Intermittent streams
According to information from the National Hydrology Dataset,
about 60 percent of the nation's streams are nonpermanent. In arid
Western states like Arizona, Utah and New Mexico, between 80 and 95
percent of streams do not flow year-round.
In New Mexico, for example, 99,000 miles of streams — about 92
percent — are nonperennial, according to the New Mexico Environment
Department's Surface Water Quality Bureau. Furthermore, 20 percent of
the state is covered by closed basins, which means they are
hydrologically isolated and not connected to a navigable waterway.
Since few New Mexico waterways meet the court's narrow
definition of a "navigable" waterway, much of the state's surface water
would be unprotected under the Clean Water Act, said New Mexico
Environment Department Secretary Ron Curry.
"As the man charged by Governor Richardson with protecting New
Mexico's limited water supply from pollution, I can tell you that
basing the decision on what water deserves to be clean on whether you
can float a boat on it is an extremely limited view," Curry said during
a hearing before the House Transportation and Infrastructure Committee
July 17. "Quite simply, it's lunacy. There are times during summer
months when you can't even float a boat down the mighty Rio Grande, New
Mexico's main surface water resource."
Leavitt said the state may seek legislation to ensure that it
can adequately protect streams and the state's 700,000 acres of
wetlands.
Western states that do have their own laws governing
protection of waterways appear to be less vulnerable to the effects of
the rulings and recent guidance. In Utah, for instance, the Utah Water
Quality Act defines most waterways as "waters of the state," including
streams, lakes, ponds, marshes, wells, springs, irrigation systems,
drainage systems, and all other bodies or accumulations of water,
surface and underground, natural or artificial, public or private."
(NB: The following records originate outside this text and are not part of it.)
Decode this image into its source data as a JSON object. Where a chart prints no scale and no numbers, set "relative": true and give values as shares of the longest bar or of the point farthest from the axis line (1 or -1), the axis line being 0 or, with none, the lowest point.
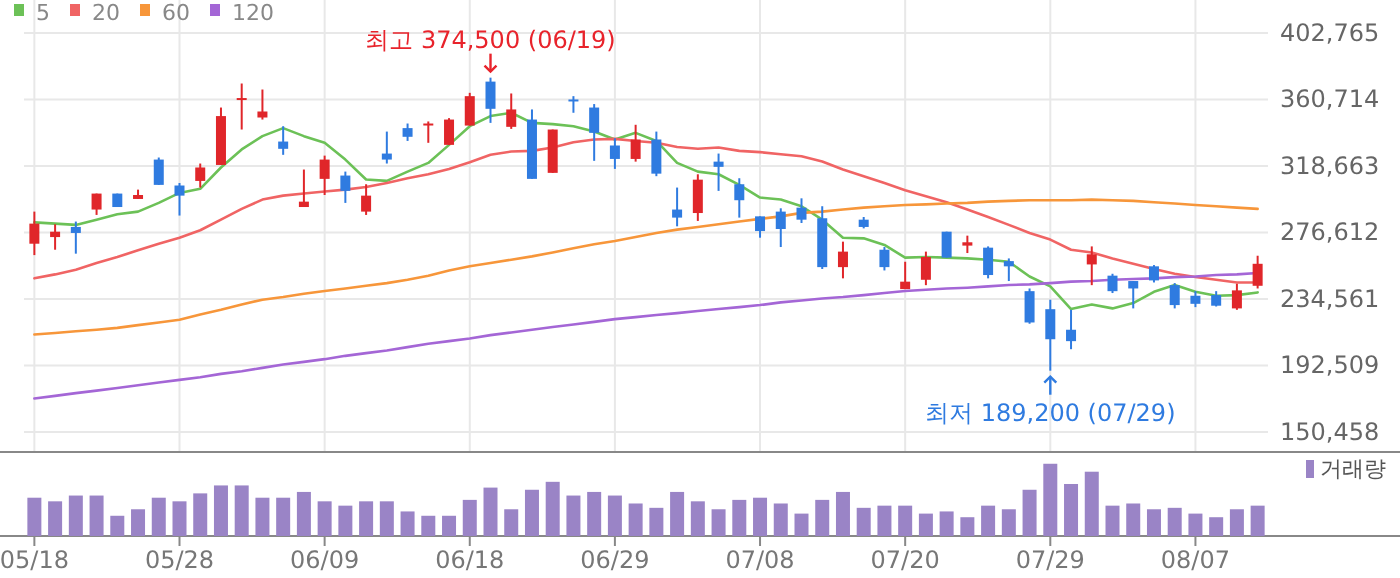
{
  "chart_data": [
    {
      "type": "candlestick",
      "categories": [
        null,
        null,
        null,
        null,
        null,
        null,
        null,
        null,
        null,
        null,
        null,
        null,
        null,
        null,
        null,
        null,
        null,
        null,
        null,
        null,
        null,
        null,
        null,
        null,
        null,
        null,
        null,
        null,
        null,
        null,
        null,
        null,
        null,
        null,
        null,
        null,
        null,
        null,
        null,
        null,
        null,
        null,
        null,
        null,
        null,
        null,
        null,
        null,
        null,
        null,
        null,
        null,
        null,
        null,
        null,
        null,
        null,
        null,
        null,
        null
      ],
      "ohlc": [
        [
          269500,
          289800,
          262300,
          282200
        ],
        [
          273700,
          281800,
          265700,
          277100
        ],
        [
          280100,
          283500,
          263200,
          276300
        ],
        [
          291100,
          301200,
          287700,
          301200
        ],
        [
          301200,
          301200,
          292700,
          292700
        ],
        [
          297800,
          303700,
          297800,
          300300
        ],
        [
          322700,
          324000,
          306700,
          306700
        ],
        [
          306300,
          307900,
          287300,
          299900
        ],
        [
          309200,
          320200,
          305000,
          317700
        ],
        [
          319300,
          355600,
          319300,
          350200
        ],
        [
          361100,
          370800,
          341700,
          361600
        ],
        [
          349300,
          367000,
          348000,
          353100
        ],
        [
          334100,
          343800,
          325700,
          329500
        ],
        [
          292700,
          316400,
          292700,
          296100
        ],
        [
          310500,
          325200,
          300300,
          322700
        ],
        [
          312600,
          315100,
          295300,
          302900
        ],
        [
          289800,
          307100,
          287700,
          299900
        ],
        [
          326500,
          340400,
          320200,
          322700
        ],
        [
          342600,
          345500,
          334500,
          337100
        ],
        [
          345100,
          346800,
          333300,
          345500
        ],
        [
          332000,
          348900,
          332000,
          348000
        ],
        [
          344200,
          364900,
          344200,
          362800
        ],
        [
          372000,
          374500,
          345900,
          354800
        ],
        [
          343400,
          364500,
          342100,
          354400
        ],
        [
          348000,
          354400,
          310500,
          310500
        ],
        [
          314300,
          341700,
          314300,
          341700
        ],
        [
          360700,
          362800,
          352300,
          359900
        ],
        [
          355600,
          357800,
          321900,
          339600
        ],
        [
          331600,
          336200,
          316800,
          323100
        ],
        [
          323100,
          344700,
          321400,
          335400
        ],
        [
          335400,
          340400,
          312200,
          313800
        ],
        [
          291100,
          305000,
          280500,
          286000
        ],
        [
          288900,
          313400,
          283900,
          310000
        ],
        [
          321400,
          326500,
          302900,
          318100
        ],
        [
          307100,
          310900,
          286000,
          297000
        ],
        [
          286800,
          286800,
          273300,
          277500
        ],
        [
          289800,
          291900,
          267400,
          278800
        ],
        [
          292300,
          298200,
          282600,
          284700
        ],
        [
          285600,
          293200,
          253500,
          254700
        ],
        [
          254700,
          270800,
          247600,
          264500
        ],
        [
          284700,
          286400,
          279200,
          280100
        ],
        [
          265700,
          267400,
          252600,
          254700
        ],
        [
          240800,
          258100,
          240800,
          245500
        ],
        [
          246700,
          264500,
          243300,
          261100
        ],
        [
          277100,
          277100,
          260700,
          260700
        ],
        [
          268300,
          274600,
          263600,
          270400
        ],
        [
          267000,
          267800,
          247600,
          249700
        ],
        [
          258500,
          260200,
          245900,
          255200
        ],
        [
          239500,
          241200,
          218900,
          219700
        ],
        [
          228100,
          234100,
          189200,
          209100
        ],
        [
          215100,
          227700,
          202800,
          207900
        ],
        [
          256400,
          267800,
          243300,
          262800
        ],
        [
          249300,
          250500,
          238300,
          239500
        ],
        [
          245900,
          245900,
          228600,
          241200
        ],
        [
          255200,
          256000,
          245000,
          246300
        ],
        [
          243300,
          244600,
          228600,
          230700
        ],
        [
          236600,
          239500,
          229400,
          231500
        ],
        [
          237000,
          239500,
          229800,
          230300
        ],
        [
          228600,
          244200,
          227700,
          240000
        ],
        [
          242900,
          261900,
          241200,
          256800
        ]
      ],
      "colors": [
        "#e0262a",
        "#e0262a",
        "#2f7be0",
        "#e0262a",
        "#2f7be0",
        "#e0262a",
        "#2f7be0",
        "#2f7be0",
        "#e0262a",
        "#e0262a",
        "#e0262a",
        "#e0262a",
        "#2f7be0",
        "#e0262a",
        "#e0262a",
        "#2f7be0",
        "#e0262a",
        "#2f7be0",
        "#2f7be0",
        "#e0262a",
        "#e0262a",
        "#e0262a",
        "#2f7be0",
        "#e0262a",
        "#2f7be0",
        "#e0262a",
        "#2f7be0",
        "#2f7be0",
        "#2f7be0",
        "#e0262a",
        "#2f7be0",
        "#2f7be0",
        "#e0262a",
        "#2f7be0",
        "#2f7be0",
        "#2f7be0",
        "#2f7be0",
        "#2f7be0",
        "#2f7be0",
        "#e0262a",
        "#2f7be0",
        "#2f7be0",
        "#e0262a",
        "#e0262a",
        "#2f7be0",
        "#e0262a",
        "#2f7be0",
        "#2f7be0",
        "#2f7be0",
        "#2f7be0",
        "#2f7be0",
        "#e0262a",
        "#2f7be0",
        "#2f7be0",
        "#2f7be0",
        "#2f7be0",
        "#2f7be0",
        "#2f7be0",
        "#e0262a",
        "#e0262a"
      ],
      "series": [
        {
          "name": "5",
          "type": "line",
          "color": "#6cc157",
          "values": [
            283000,
            282200,
            281400,
            284700,
            288100,
            289800,
            295300,
            301600,
            304200,
            317700,
            329100,
            337500,
            342600,
            337500,
            333300,
            322700,
            310100,
            309200,
            315100,
            320600,
            332000,
            343800,
            350200,
            352300,
            345900,
            345100,
            343800,
            340500,
            335400,
            339600,
            334500,
            320600,
            315100,
            313400,
            306700,
            298700,
            297400,
            293200,
            284700,
            273300,
            272900,
            268700,
            260700,
            261100,
            260700,
            260200,
            259400,
            258100,
            248800,
            242500,
            228200,
            231100,
            228600,
            232000,
            239100,
            243400,
            239100,
            236600,
            237000,
            238700
          ]
        },
        {
          "name": "20",
          "type": "line",
          "color": "#f06464",
          "values": [
            247600,
            250100,
            253100,
            257300,
            261100,
            265300,
            269500,
            273300,
            278000,
            284700,
            291500,
            297400,
            299900,
            301200,
            302500,
            303700,
            305400,
            307900,
            310900,
            313400,
            316800,
            321000,
            325700,
            327800,
            328200,
            330300,
            333700,
            335400,
            335800,
            334500,
            333300,
            330700,
            329500,
            330300,
            328200,
            327400,
            326100,
            324800,
            321500,
            316400,
            312200,
            307900,
            303300,
            299500,
            295700,
            291100,
            286400,
            281400,
            276300,
            272100,
            265700,
            264000,
            260200,
            256900,
            253500,
            250500,
            248400,
            246700,
            245000,
            245000
          ]
        },
        {
          "name": "60",
          "type": "line",
          "color": "#f7963a",
          "values": [
            212100,
            213000,
            214200,
            215100,
            216300,
            218000,
            219700,
            221400,
            224800,
            227700,
            231100,
            234100,
            235800,
            237900,
            239600,
            241200,
            242900,
            244600,
            246700,
            249300,
            252600,
            255200,
            257300,
            259400,
            261500,
            264000,
            266600,
            269100,
            271200,
            273800,
            276300,
            278400,
            280100,
            281800,
            283500,
            285200,
            286800,
            289000,
            289800,
            291100,
            292300,
            293200,
            294000,
            294400,
            294900,
            295300,
            296100,
            296600,
            297000,
            297000,
            297000,
            297400,
            297000,
            296600,
            295700,
            294900,
            294000,
            293200,
            292300,
            291500
          ]
        },
        {
          "name": "120",
          "type": "line",
          "color": "#a466d6",
          "values": [
            171600,
            173300,
            175000,
            176600,
            178300,
            180000,
            181700,
            183400,
            185100,
            187200,
            188900,
            191000,
            193100,
            194800,
            196500,
            198600,
            200300,
            202000,
            204100,
            206200,
            207900,
            209600,
            211700,
            213400,
            215100,
            216800,
            218400,
            220100,
            221800,
            223100,
            224400,
            225600,
            226900,
            228200,
            229400,
            230700,
            232400,
            233600,
            234900,
            235800,
            237000,
            238300,
            239600,
            240400,
            241200,
            241700,
            242500,
            243400,
            243800,
            244600,
            245500,
            245900,
            246700,
            247200,
            247600,
            248400,
            248800,
            249700,
            250100,
            251000
          ]
        }
      ],
      "ylim": [
        137800,
        423600
      ],
      "yticks": [
        {
          "value": 150458,
          "label": "150,458"
        },
        {
          "value": 192509,
          "label": "192,509"
        },
        {
          "value": 234561,
          "label": "234,561"
        },
        {
          "value": 276612,
          "label": "276,612"
        },
        {
          "value": 318663,
          "label": "318,663"
        },
        {
          "value": 360714,
          "label": "360,714"
        },
        {
          "value": 402765,
          "label": "402,765"
        }
      ],
      "grid": true,
      "legend": "top left",
      "tick_labels": "y",
      "annotations": [
        {
          "text": "최고 374,500 (06/19)",
          "y": 374500
        },
        {
          "text": "최저 189,200 (07/29)",
          "y": 189200
        }
      ]
    },
    {
      "type": "bar",
      "relative": true,
      "categories": [
        "05/18",
        null,
        null,
        null,
        null,
        null,
        null,
        "05/28",
        null,
        null,
        null,
        null,
        null,
        null,
        "06/09",
        null,
        null,
        null,
        null,
        null,
        null,
        "06/18",
        null,
        null,
        null,
        null,
        null,
        null,
        "06/29",
        null,
        null,
        null,
        null,
        null,
        null,
        "07/08",
        null,
        null,
        null,
        null,
        null,
        null,
        "07/20",
        null,
        null,
        null,
        null,
        null,
        null,
        "07/29",
        null,
        null,
        null,
        null,
        null,
        null,
        "08/07",
        null,
        null,
        null
      ],
      "series": [
        {
          "name": "거래량",
          "color": "#9a84c6",
          "values": [
            0.53,
            0.48,
            0.56,
            0.56,
            0.28,
            0.37,
            0.53,
            0.48,
            0.59,
            0.7,
            0.7,
            0.53,
            0.53,
            0.61,
            0.48,
            0.42,
            0.48,
            0.48,
            0.34,
            0.28,
            0.28,
            0.5,
            0.67,
            0.37,
            0.64,
            0.75,
            0.56,
            0.61,
            0.56,
            0.45,
            0.39,
            0.61,
            0.48,
            0.37,
            0.5,
            0.53,
            0.45,
            0.31,
            0.5,
            0.61,
            0.39,
            0.42,
            0.42,
            0.31,
            0.34,
            0.26,
            0.42,
            0.37,
            0.64,
            1,
            0.72,
            0.89,
            0.42,
            0.45,
            0.37,
            0.39,
            0.31,
            0.26,
            0.37,
            0.42
          ]
        }
      ],
      "legend": "top right",
      "tick_labels": "x"
    }
  ]
}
Since Utah has been delegated the authority to issue permits
under the Clean Water Act — an authority that has not yet been extended
to New Mexico — it will continue to regulate most waters in the state,
said John Whitehead, assistant director of the Utah Division of Water
Quality.
"It's pretty broad," Whitehead said. "At this point, unless our statute is revised, I think Utah is not dramatically affected."
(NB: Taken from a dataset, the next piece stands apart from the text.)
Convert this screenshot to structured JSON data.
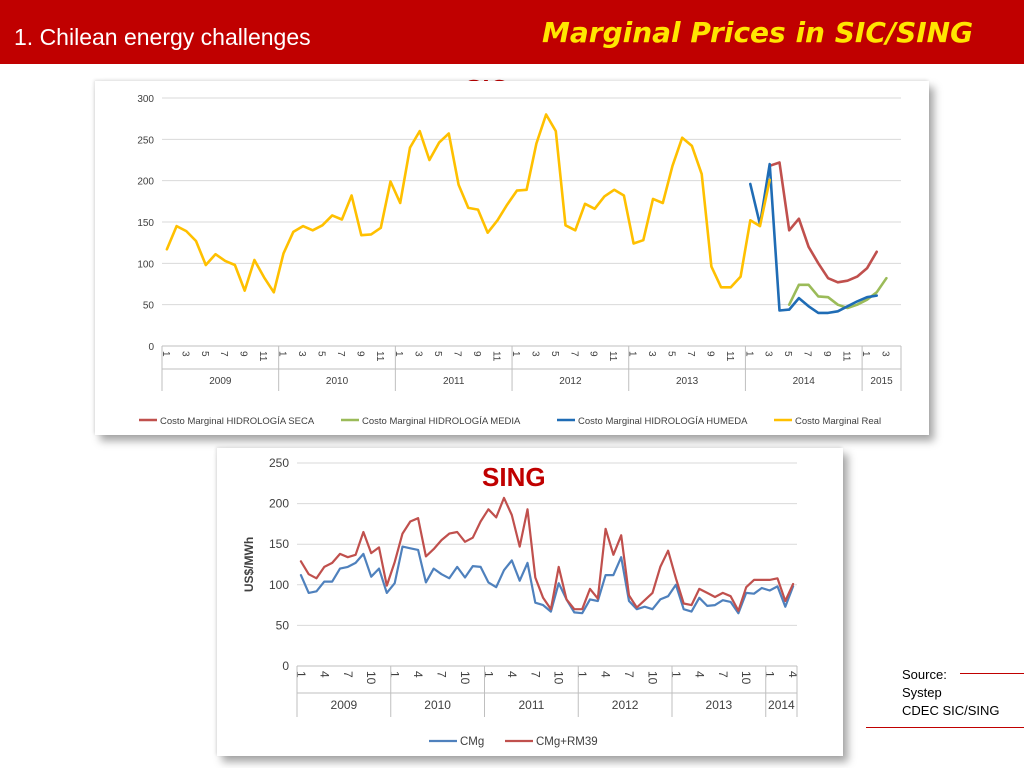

However, under state law, state statutes cannot be more
stringent than federal statutes, and the state Legislature could, in
theory, attempt to restrict the scope of the Utah Water Quality Act to
mirror the Supreme Court's new interpretation of the federal law.
Erik Schlenker-Goodrich, an attorney with the Western
Environmental Law Center, said he finds hope in new legislation now
under consideration in Congress that would restore much of the CWA's
previous reach. The Clean Water Restoration Act, H.R. 2421, seeks to
replace the term "navigable waters of the United States" with "waters
of the United States," which re-establishes the commonly held
understanding of the CWA prior to the Supreme Court rulings, according
to the bill's authors (E&E Daily, July 26).
The legislation also includes a clause that clarifies that
existing CWA exemptions, including those for agriculture, mining and
silviculture, will remain in place.
"This could be resolved at the federal level," Schlenker-Goodrich said.